A silicon resonant sensor that is built into the DP transmitter (smart multivariable transmitter) allows it to quickly detect both static and differential pressure. These characteristics allow for the creation of a diagnostic method that can identify changes in static and differential pressures. Operators can verify whether an impulse line at a certain installation location has been blocked by using a digital communications network like Fieldbus. The workload and expense of maintenance can be greatly reduced with the use of this information.

Diagnostic Method for Impulse-Line Blocking

• Static pressures that fluctuate as differential pressure components typically fall when an impulse line is blocked.
• The difference between differential and static pressures that are collected at incredibly little time intervals is used to calculate fluctuating components, which are calculated as the square sum of this difference. 
• The square root of the summation is used to calculate the amplitudes of fluctuating components. These components are offered as fluctuation components through flowrate adjustment since flowrate changes can affect them.

• Table displays the fluctuating component values for blocking on the Hi-side, Lo-side, or both sides. 
• The values for when there is no blocking are also displayed.
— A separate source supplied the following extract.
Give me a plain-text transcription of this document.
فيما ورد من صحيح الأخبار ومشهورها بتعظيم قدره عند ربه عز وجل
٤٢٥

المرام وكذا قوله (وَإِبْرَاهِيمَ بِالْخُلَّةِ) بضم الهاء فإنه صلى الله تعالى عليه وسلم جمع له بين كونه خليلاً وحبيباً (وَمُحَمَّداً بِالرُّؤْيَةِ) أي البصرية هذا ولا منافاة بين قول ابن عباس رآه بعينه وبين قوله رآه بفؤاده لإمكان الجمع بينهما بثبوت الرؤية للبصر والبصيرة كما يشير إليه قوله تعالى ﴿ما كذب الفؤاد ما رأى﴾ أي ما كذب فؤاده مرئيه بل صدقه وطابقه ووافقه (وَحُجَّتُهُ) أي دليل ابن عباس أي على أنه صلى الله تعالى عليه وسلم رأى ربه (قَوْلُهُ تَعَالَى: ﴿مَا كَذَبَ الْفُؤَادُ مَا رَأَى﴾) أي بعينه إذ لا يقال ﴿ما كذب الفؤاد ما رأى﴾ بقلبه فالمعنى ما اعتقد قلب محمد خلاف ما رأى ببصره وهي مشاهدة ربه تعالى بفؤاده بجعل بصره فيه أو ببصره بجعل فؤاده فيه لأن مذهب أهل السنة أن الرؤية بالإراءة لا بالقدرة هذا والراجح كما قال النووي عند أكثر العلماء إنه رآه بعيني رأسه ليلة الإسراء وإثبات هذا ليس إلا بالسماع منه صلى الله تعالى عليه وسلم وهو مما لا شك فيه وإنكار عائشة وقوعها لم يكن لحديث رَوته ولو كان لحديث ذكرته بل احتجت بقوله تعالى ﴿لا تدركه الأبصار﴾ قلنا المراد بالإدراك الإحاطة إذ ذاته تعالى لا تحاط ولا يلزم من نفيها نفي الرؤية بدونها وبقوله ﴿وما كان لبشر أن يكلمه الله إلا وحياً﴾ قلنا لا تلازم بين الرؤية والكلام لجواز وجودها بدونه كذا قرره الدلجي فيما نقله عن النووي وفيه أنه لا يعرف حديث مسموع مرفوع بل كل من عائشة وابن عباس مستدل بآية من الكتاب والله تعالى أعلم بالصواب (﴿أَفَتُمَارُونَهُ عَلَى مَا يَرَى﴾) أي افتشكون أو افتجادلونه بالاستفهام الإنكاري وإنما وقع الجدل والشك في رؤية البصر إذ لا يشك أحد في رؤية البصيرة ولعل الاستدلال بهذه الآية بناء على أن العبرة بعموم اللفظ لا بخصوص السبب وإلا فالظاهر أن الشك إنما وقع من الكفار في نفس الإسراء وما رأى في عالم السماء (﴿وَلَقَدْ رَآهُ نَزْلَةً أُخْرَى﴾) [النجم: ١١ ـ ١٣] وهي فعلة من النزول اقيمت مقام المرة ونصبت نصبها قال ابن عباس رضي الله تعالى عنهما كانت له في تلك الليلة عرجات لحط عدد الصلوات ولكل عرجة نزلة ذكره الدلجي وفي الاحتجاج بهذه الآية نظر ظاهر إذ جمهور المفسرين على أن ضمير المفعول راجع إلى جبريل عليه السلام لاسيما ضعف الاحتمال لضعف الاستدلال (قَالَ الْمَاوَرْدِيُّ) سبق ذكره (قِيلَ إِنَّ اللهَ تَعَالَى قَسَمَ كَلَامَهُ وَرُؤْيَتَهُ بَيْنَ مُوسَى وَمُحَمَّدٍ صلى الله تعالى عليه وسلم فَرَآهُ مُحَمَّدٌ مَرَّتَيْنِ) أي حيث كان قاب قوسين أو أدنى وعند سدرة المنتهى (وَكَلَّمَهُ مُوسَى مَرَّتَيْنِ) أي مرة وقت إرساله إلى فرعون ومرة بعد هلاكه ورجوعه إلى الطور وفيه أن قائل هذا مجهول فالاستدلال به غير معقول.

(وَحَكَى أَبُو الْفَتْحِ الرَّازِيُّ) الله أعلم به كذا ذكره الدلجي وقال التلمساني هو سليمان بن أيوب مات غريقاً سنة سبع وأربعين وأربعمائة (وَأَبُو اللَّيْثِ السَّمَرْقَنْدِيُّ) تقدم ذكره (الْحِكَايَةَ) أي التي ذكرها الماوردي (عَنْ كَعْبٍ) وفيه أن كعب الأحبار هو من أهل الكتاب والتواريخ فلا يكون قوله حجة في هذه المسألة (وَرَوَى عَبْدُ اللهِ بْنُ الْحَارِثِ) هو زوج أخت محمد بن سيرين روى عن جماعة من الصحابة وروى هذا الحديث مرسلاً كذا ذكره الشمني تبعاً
All fluctuating components become less when both sides of impulse lines are blocked. 
• When one side of an impulse line is obstructed, the fluctuating component corresponding to that side decreases.
• The fluctuating component of the differential pressure in this situation is greater than it is in situations where there is no obstruction.

Expected Advantages of Diagnose of Impulse Line Blocking

• Alerts operators and maintenance engineers before an impulse line blockage causes a process interruption.
• Based on blockage thresholds, forecasts when the impulse line will be clogged and provides a solution.
• Blocking substance, flowrate change, and the amount of time needed for corrective action are taken into account while determining blockage thresholds.

What material is used for impulse line?

• Due to its resistance to corrosion, stainless steel (SS 304, SS 316, or a higher metal alloy) is the choice for the majority of applications.
• Nevertheless, a lot of industrial operations still use manifolds, pipes, and process interface valves made of carbon steel.
• The choice of alloys is typically influenced by the process fluid, the surrounding environment, and the system pressure/temperature.